Pfizer’s North Carolina Facility Hit by Tornado, Raising Concerns About US Medication Supply

Updated on:

Pfizer’s North Carolina Plant Hit by Tornado, Threatening US Drug Supply

A massive sterile injectables facility, considered one of the world’s largest, has fallen victim to a devastating natural disaster.

On Wednesday, Pfizer announced that its manufacturing plant in Rocky Mount, North Carolina, sustained damage from a tornado. The company is currently assessing the extent of the impact on production, as confirmed in a statement on Twitter.

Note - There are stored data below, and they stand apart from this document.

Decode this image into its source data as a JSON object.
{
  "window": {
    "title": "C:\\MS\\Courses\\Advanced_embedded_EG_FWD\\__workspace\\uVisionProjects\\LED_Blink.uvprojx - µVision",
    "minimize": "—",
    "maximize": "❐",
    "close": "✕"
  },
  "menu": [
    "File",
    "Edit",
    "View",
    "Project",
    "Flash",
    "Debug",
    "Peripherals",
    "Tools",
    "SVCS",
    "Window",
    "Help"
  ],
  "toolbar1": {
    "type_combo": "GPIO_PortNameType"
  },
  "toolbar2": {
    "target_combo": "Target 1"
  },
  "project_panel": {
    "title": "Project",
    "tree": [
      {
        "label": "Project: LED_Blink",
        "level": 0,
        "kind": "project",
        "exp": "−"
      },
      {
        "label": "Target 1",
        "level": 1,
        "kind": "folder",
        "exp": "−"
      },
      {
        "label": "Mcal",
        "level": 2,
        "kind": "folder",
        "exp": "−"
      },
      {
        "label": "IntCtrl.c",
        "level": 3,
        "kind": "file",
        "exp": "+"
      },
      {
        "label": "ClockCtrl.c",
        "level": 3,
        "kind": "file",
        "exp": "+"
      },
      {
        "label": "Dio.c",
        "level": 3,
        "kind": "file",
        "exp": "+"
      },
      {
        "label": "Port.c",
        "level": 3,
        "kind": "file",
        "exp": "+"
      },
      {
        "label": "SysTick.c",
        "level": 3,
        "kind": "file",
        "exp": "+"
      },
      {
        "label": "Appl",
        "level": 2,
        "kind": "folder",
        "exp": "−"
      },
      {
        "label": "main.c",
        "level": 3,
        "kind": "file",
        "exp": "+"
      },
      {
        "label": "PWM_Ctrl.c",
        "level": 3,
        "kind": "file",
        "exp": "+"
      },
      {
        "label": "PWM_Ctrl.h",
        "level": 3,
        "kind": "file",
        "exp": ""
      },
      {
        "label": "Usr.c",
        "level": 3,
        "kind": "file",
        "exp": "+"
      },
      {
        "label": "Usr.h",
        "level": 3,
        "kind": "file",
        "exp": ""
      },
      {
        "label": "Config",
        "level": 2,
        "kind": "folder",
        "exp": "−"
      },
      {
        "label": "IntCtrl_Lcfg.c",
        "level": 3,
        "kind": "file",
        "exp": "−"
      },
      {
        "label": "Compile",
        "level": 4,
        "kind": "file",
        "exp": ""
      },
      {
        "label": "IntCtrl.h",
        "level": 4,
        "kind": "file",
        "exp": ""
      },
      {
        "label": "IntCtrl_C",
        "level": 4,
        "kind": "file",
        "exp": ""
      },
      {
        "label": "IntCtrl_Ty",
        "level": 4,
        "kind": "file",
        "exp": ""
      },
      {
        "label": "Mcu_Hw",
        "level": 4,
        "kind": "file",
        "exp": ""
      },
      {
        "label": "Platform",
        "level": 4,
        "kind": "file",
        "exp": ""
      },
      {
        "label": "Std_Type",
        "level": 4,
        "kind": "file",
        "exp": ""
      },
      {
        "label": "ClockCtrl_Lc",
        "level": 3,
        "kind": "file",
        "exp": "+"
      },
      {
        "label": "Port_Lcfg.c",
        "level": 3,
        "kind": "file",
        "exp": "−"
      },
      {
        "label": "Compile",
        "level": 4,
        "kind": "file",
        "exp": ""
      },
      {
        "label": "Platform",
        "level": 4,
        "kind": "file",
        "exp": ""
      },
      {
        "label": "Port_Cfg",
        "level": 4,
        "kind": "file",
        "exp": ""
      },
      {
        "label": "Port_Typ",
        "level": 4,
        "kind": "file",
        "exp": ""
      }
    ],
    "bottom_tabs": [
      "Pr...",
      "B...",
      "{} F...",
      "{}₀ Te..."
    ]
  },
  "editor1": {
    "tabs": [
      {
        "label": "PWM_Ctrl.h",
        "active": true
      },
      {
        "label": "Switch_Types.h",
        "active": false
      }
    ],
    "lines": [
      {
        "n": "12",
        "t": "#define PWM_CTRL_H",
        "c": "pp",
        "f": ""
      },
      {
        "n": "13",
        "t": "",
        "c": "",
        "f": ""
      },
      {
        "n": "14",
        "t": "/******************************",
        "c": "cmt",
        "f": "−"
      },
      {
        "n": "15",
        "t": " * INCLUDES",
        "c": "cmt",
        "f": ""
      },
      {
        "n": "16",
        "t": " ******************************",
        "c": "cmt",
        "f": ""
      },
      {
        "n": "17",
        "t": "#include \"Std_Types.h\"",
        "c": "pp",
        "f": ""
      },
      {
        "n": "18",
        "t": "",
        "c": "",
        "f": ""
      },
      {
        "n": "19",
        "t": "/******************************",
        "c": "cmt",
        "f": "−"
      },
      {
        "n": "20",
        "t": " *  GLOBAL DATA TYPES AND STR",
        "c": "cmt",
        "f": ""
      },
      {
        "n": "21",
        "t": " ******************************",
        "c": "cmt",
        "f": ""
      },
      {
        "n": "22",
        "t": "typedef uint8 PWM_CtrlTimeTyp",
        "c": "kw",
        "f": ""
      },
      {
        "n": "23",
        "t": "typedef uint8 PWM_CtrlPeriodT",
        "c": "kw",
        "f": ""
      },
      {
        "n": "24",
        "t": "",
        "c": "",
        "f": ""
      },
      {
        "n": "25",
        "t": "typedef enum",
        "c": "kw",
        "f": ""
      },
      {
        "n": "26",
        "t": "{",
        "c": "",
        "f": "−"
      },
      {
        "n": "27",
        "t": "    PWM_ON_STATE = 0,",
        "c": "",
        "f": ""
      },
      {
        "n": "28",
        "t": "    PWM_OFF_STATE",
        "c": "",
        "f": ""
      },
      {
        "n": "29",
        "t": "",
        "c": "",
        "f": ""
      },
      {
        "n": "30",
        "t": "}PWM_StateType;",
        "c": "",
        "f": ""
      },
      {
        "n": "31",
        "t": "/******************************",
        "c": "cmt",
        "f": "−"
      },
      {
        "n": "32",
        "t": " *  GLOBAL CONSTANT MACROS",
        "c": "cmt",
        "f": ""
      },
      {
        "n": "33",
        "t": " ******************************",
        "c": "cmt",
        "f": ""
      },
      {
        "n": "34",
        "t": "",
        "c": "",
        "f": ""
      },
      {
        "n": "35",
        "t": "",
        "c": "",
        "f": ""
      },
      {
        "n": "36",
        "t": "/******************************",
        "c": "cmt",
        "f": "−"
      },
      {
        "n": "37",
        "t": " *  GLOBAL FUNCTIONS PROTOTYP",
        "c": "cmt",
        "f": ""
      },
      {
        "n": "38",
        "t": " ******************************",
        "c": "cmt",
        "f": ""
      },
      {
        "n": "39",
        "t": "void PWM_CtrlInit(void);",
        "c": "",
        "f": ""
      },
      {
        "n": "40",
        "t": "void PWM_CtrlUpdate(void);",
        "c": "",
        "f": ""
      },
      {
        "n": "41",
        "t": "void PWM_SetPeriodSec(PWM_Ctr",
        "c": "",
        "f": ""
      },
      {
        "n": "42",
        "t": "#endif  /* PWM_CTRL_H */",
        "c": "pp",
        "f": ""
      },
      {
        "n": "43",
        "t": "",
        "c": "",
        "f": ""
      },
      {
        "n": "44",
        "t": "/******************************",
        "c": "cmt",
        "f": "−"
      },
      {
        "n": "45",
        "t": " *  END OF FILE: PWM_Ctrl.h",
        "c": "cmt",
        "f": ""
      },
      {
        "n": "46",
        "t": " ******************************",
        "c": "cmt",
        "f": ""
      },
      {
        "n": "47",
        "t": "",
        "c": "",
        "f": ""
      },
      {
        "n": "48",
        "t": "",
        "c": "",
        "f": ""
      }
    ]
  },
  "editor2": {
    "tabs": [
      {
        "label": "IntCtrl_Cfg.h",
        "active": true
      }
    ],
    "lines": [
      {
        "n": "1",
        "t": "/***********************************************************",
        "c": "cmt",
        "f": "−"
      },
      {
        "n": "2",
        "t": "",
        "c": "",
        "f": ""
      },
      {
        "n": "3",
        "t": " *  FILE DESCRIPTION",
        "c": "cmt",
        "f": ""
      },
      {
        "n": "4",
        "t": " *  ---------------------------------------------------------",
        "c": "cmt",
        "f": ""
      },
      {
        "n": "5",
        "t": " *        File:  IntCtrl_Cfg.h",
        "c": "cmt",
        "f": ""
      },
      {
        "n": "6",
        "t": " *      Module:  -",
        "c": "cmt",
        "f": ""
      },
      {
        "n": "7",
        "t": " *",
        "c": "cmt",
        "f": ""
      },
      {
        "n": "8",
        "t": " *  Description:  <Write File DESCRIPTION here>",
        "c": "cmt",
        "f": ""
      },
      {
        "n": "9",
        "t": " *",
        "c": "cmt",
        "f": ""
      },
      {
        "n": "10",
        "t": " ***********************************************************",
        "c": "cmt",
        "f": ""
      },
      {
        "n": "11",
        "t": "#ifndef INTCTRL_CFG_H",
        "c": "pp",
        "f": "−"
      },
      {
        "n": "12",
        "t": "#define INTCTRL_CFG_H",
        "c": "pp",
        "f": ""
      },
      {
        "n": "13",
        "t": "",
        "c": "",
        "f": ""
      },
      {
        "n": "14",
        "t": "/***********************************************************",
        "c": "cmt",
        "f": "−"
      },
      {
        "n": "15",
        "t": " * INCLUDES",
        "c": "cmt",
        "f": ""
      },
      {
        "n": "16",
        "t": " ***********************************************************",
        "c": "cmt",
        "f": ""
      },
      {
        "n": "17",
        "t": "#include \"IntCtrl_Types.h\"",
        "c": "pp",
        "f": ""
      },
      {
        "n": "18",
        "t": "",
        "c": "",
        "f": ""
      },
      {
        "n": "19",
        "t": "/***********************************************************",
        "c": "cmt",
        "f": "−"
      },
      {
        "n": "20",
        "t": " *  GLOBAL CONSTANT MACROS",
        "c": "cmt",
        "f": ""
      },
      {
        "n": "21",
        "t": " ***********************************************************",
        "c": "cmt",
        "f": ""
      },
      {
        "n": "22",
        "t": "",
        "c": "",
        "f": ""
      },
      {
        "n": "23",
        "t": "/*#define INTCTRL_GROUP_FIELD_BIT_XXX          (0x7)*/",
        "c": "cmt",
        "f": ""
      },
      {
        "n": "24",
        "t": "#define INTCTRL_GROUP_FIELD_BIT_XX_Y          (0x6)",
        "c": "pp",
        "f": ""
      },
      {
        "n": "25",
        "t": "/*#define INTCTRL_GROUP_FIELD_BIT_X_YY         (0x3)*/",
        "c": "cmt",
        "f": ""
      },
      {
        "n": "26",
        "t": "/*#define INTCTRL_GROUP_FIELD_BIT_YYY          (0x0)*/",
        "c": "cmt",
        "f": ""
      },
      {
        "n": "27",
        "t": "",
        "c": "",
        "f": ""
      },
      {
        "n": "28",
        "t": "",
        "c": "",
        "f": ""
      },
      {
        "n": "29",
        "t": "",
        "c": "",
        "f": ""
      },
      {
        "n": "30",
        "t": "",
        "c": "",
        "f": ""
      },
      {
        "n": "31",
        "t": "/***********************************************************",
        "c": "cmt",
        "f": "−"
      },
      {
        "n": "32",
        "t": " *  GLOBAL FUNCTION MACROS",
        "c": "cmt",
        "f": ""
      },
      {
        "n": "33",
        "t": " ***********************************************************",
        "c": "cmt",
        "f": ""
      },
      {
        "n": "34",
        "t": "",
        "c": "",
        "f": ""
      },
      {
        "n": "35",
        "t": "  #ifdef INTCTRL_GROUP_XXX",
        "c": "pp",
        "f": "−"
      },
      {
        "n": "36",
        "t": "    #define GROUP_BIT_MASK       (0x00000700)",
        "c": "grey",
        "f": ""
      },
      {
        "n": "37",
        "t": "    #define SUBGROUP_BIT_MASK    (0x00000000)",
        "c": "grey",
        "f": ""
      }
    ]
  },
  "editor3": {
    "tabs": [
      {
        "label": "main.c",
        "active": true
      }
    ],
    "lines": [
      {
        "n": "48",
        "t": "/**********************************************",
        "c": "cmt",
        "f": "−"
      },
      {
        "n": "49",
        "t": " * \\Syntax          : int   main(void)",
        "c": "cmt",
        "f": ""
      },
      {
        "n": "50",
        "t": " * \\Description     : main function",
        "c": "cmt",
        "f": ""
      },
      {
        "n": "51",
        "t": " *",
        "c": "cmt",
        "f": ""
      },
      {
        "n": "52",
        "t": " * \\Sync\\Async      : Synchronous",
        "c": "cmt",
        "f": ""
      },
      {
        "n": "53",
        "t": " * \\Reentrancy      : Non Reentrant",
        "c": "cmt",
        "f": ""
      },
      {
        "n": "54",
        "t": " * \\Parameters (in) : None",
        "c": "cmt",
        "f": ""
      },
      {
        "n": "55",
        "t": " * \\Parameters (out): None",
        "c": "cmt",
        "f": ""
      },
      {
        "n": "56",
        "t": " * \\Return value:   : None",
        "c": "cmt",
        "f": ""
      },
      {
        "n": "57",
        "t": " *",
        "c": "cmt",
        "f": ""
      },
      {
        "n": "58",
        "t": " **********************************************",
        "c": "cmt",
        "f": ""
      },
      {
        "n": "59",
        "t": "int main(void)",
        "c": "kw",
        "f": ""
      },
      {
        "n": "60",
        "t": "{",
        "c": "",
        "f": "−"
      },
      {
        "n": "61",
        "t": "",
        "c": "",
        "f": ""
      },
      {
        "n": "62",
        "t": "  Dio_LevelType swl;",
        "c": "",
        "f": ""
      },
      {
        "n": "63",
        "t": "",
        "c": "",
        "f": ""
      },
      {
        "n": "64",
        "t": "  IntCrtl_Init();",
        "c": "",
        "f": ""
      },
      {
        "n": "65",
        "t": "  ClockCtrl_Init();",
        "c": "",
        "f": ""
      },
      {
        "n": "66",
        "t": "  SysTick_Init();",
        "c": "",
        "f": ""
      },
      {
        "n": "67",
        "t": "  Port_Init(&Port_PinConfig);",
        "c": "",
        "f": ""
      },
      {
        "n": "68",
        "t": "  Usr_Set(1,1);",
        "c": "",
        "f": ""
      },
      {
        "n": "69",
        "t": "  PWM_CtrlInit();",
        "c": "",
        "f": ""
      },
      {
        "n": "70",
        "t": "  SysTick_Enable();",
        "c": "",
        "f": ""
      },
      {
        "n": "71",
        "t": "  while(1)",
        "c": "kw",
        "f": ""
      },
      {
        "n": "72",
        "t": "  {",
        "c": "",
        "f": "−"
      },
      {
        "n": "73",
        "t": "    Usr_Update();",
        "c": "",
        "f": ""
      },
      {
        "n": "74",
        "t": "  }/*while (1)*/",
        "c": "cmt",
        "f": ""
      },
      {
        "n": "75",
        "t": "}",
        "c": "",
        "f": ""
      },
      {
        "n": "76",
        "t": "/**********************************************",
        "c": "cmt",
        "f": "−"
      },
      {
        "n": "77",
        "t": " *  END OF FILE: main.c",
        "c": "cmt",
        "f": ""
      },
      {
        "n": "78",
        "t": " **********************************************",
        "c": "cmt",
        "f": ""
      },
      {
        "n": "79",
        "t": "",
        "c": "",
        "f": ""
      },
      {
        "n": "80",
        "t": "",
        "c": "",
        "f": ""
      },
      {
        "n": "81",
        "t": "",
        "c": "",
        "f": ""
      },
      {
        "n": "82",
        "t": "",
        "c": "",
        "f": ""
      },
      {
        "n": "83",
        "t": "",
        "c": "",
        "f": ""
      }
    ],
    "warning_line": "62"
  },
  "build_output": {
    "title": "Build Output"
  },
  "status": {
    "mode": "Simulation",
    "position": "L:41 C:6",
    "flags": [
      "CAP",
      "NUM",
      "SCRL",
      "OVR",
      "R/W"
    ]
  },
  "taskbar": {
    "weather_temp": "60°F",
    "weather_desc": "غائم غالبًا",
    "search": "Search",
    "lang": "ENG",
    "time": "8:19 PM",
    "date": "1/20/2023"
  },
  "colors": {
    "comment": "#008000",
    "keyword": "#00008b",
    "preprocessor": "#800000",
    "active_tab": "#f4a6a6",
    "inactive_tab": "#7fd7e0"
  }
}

Fortunately, all Pfizer employees at the Rocky Mount facility were safely evacuated and accounted for. The plant, with approximately 4,500 employees, is responsible for producing around 25% of all sterile injectables used in US hospitals. Spanning an impressive 1.4 million square feet of manufacturing space, Pfizer proudly labels it as one of the largest sterile injectable facilities globally.

However, the damage caused by the tornado is likely to lead to “long-term shortages,” warned Erin Fox, the senior pharmacy director at the University of Utah Health, according to The Associated Press. A picture posted by Reuters from ABC affiliate WTVD showcased severe damage to the plant’s roof.

Pfizer had acquired the Rocky Mount facility as part of its Hospira acquisition in 2015, worth $17 billion.

The tornado’s path extended approximately 16.5 miles on the ground, with wind speeds reaching up to 150 miles per hour, according to CNN, citing the National Weather Service.

The news of the devastation at Pfizer’s plant had an unintended impact on the market. Hikma, Pfizer’s sterile injectables rival, saw its shares surge up to 9.4%, the largest single-day increase since September, as reported by Reuters. Analysts pointed out that Hikma is the second-largest supplier of injectables to the US market, just behind Pfizer. Additionally, shares of another major injectables supplier in the US, Germany’s Fresenius, climbed 6.1%.

While pharmaceutical manufacturing plants are designed to be resilient, they are sometimes vulnerable to the powerful forces of nature. In 2017, Hurricane Maria briefly shut down much of the industry’s production sites in Puerto Rico as companies assessed the storm’s toll on their operations.